Para la Biblia, ángeles son todos los mediadores de la salvación divina, tanto en el cielo como en la tierra –al interno de la comunidad cristiana– y que tienen la misión de hacer consciencia a cada uno de la condición en la cual se encuentra e invitan a mirar su propia vida, no según la visión del mundo, sino en vista al éxito (vida eterna) o fracaso (condena eterna) de la misma, a la luz del Evangelio (Job 1,14; Lc 7,24).
En relación a los ángeles del cielo, el Catecismo de la Iglesia Católica afirma que “en tanto que son criaturas puramente espirituales, tienen inteligencia y voluntad” (330). Esta idea hace acopio a miles de años de tradición bíblica y teológica respecto a la existencia de un ángel o ángeles que quisieron, por decisión propia, apartarse de la presencia de Dios y de sus compañeros. Este “pecado” o “caída” de estos ángeles (2P 2,4) crea, junto a la caída del hombre, la primera rebeldía voluntaria contra Dios (Gén 3,1) y así la Demonología formará parte de la Biblia, desde la Creación.
En relación a los “ángeles caídos”, la personificación de Satanás (nombrado 37 veces) o el Diablo (citado 36 veces) en el Nuevo Testamento, aparece con otros nombres como: el Enemigo (Mc 1,13); el Maligno (Mt 13,19); el Tentador (Mt 4,1-11); el Príncipe de este mundo (Jn 12,31); Belzebul (Mt 12,24); el Mentiroso y Homicida (Jn 8,44).
En atención al Pecado Original y la existencia del mal, la Iglesia desde sus orígenes ha practicado el exorcismo, llegando a introducirlo en el Rito del Sacramento del Bautismo.
Los Concilios de Braga, Portugal, (561) y Letrán IV, Italia, (1215) recuerdan que el Diablo fue creado por Dios en un estado excelente y él mismo se hizo malo (Catecismo, 391). Gregorio Nancianceno (329-389) vio en la culpa del Diablo un pecado de orgullo y San Agustín (354-430) lo define como un empedernido en el mal; para Hugo de san Víctor (1096-1141) el orgullo del Diablo fue la voluntad de hacerse igual a Dios (Gén 3,5); Santo Tomás de Aquino (1224-1274) dirá que Dios somete toda creatura a la prueba de la tentación, sin embargo, le asegura la gracia para resistir, de modo que, el Diablo no puede hacer nada contra la voluntad y la mente de la persona, si ésta no lo permite, debido a que, en su libertad, puede rechazarlo.
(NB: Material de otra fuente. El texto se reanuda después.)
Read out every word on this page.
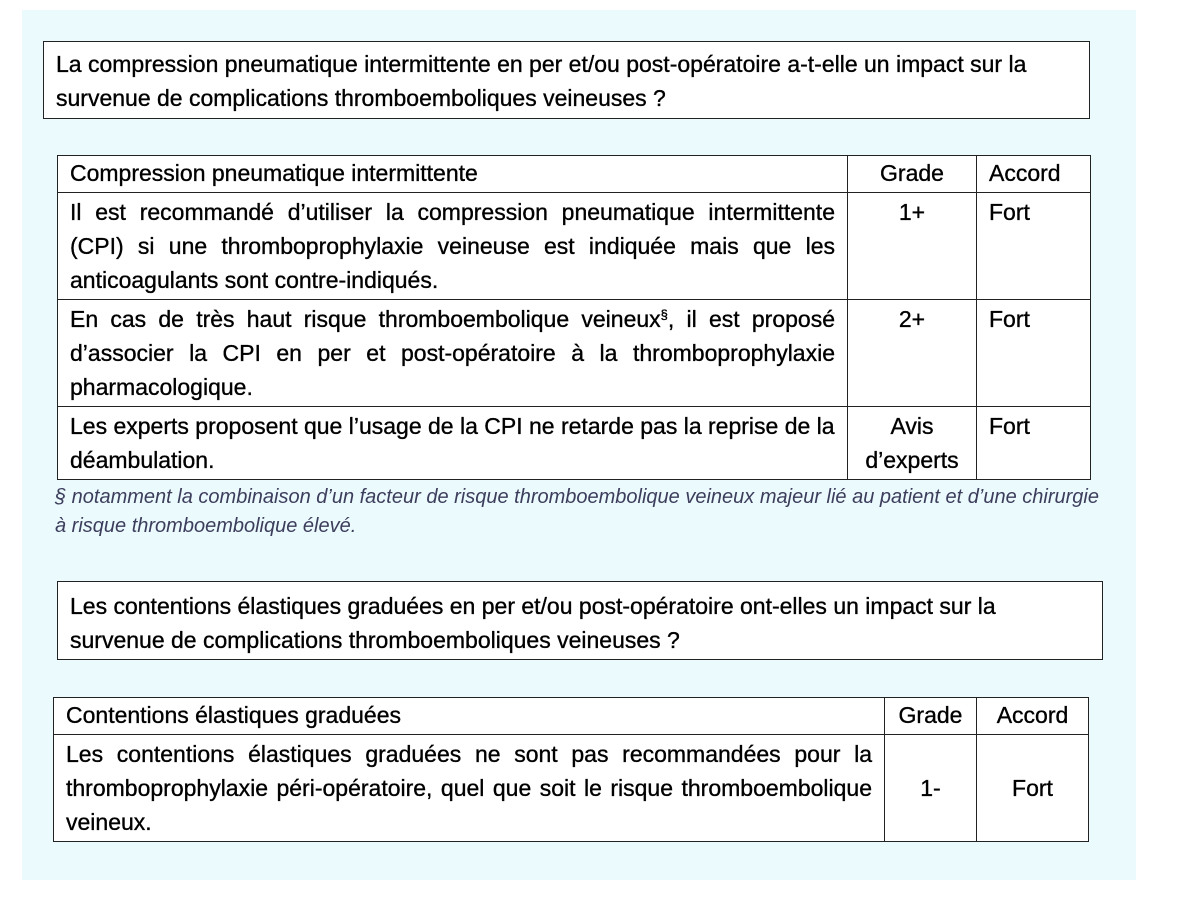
La compression pneumatique intermittente en per et/ou post-opératoire a-t-elle un impact sur la survenue de complications thromboemboliques veineuses ?
Compression pneumatique intermittente	Grade	Accord
Il est recommandé d’utiliser la compression pneumatique intermittente (CPI) si une thromboprophylaxie veineuse est indiquée mais que les anticoagulants sont contre-indiqués.	1+	Fort
En cas de très haut risque thromboembolique veineux§, il est proposé d’associer la CPI en per et post-opératoire à la thromboprophylaxie pharmacologique.	2+	Fort
Les experts proposent que l’usage de la CPI ne retarde pas la reprise de la déambulation.	Avis d’experts	Fort
§ notamment la combinaison d’un facteur de risque thromboembolique veineux majeur lié au patient et d’une chirurgie à risque thromboembolique élevé.
Les contentions élastiques graduées en per et/ou post-opératoire ont-elles un impact sur la survenue de complications thromboemboliques veineuses ?
Contentions élastiques graduées	Grade	Accord
Les contentions élastiques graduées ne sont pas recommandées pour la thromboprophylaxie péri-opératoire, quel que soit le risque thromboembolique veineux.	1-	Fort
Asimismo, el Diablo, en su perversión se hundió en la infelicidad y el sufrimiento espiritual al rechazar, libre y voluntariamente, el bien, la gracia y al amor de Dios; por eso, Satanás todo lo transforma en oscuridad y odio.
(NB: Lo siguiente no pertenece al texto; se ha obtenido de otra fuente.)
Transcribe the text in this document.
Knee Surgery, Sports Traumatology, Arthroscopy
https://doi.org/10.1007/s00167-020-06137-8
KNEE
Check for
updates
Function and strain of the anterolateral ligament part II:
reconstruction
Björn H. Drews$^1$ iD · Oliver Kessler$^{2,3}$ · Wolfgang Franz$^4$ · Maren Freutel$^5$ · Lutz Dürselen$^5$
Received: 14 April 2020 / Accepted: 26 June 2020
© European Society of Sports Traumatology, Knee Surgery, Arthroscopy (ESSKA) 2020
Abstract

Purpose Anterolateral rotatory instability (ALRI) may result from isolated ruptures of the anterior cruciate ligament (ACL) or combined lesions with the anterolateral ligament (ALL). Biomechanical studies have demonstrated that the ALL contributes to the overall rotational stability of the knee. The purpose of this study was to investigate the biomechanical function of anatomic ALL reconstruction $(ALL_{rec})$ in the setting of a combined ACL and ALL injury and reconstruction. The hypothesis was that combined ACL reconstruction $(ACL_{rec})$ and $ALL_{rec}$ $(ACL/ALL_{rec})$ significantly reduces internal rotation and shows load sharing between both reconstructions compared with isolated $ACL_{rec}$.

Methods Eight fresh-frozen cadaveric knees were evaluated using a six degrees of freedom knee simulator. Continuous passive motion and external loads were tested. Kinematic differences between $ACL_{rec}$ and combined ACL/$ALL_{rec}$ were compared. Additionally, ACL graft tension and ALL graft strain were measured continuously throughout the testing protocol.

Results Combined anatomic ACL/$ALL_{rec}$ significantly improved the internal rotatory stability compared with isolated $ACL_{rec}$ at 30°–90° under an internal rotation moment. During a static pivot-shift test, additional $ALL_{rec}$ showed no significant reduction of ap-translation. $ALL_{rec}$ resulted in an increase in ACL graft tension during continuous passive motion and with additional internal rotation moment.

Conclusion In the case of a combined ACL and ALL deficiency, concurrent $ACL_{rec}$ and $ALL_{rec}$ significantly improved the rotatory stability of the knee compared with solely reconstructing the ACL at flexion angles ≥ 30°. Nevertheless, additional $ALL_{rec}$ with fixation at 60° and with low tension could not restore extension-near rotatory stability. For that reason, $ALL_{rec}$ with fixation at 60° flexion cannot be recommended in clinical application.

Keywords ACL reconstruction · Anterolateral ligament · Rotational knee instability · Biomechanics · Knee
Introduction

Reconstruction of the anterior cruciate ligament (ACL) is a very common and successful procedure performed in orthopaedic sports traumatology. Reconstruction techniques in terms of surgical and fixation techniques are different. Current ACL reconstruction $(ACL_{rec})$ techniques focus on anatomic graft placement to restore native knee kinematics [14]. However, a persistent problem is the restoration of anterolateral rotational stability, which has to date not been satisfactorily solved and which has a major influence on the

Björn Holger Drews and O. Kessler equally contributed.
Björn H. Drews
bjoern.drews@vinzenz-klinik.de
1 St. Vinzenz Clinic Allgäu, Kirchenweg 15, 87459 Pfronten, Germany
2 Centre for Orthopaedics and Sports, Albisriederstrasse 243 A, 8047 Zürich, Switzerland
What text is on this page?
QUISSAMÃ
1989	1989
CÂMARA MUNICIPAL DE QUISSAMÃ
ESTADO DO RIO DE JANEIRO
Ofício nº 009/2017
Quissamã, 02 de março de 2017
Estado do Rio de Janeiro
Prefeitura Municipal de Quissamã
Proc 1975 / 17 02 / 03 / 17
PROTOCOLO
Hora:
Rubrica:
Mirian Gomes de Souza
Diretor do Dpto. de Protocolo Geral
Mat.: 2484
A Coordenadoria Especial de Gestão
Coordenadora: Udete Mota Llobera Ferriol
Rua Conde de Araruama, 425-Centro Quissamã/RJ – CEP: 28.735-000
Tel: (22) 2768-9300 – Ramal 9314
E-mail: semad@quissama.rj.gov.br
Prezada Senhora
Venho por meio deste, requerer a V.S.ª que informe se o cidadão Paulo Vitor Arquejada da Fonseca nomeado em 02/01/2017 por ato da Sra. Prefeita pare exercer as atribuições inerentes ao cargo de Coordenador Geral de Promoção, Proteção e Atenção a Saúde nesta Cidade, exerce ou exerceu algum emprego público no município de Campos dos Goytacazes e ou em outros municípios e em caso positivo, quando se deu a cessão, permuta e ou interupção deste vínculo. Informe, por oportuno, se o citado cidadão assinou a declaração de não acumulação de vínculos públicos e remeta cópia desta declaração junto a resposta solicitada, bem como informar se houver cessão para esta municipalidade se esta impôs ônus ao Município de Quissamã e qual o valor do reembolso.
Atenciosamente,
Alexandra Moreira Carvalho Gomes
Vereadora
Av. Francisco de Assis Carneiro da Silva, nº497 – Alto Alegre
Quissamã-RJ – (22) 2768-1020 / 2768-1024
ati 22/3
El fuego del infierno es el dolor tormentoso que mutila la excelencia y gracia en la que fue creada la persona, ofusca su voluntad e impide la relación con Dios. En los tiempos modernos la existencia del Diablo ha sido relegada a una visión supersticiosa, novelesca y poética y, más que negar su existencia, no se le teme.
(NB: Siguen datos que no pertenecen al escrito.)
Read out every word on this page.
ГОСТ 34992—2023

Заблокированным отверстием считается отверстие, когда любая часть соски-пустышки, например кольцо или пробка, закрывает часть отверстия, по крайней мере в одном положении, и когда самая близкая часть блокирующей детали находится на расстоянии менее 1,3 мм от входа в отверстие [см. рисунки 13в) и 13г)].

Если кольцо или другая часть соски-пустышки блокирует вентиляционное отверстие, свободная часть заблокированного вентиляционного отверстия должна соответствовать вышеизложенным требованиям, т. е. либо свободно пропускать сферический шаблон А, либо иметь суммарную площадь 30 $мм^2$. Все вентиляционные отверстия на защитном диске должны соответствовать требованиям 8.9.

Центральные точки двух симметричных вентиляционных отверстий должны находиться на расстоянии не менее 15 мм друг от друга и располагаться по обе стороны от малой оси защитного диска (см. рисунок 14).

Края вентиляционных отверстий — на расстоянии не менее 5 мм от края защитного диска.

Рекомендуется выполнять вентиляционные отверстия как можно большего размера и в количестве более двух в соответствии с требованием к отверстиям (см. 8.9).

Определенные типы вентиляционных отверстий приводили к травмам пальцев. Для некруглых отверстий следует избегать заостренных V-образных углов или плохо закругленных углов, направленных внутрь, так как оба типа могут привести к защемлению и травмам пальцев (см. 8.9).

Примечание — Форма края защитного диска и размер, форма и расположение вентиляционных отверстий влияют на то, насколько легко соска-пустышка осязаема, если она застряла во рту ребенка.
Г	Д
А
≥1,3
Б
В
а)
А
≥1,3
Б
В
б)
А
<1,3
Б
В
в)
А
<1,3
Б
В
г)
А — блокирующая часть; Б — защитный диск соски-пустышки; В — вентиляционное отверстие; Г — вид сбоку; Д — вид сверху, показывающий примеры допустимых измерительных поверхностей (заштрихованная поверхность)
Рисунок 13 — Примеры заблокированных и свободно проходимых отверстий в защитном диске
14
Es necesario convencernos de lo que nos dice el Catecismo de la Iglesia Católica, 395, de que “el poder de Satán no es infinito. No es más que una criatura, poderosa por el hecho de ser espíritu puro, pero siempre criatura: no puede impedir la edificación del Reino de Dios… El que Dios permita la actividad diabólica es un gran misterio, pero «nosotros sabemos que en todas las cosas interviene Dios para bien de los que le ama» (Rm 8,28)” y, por tanto, a pesar de tanto mal, el bien triunfará en el mundo.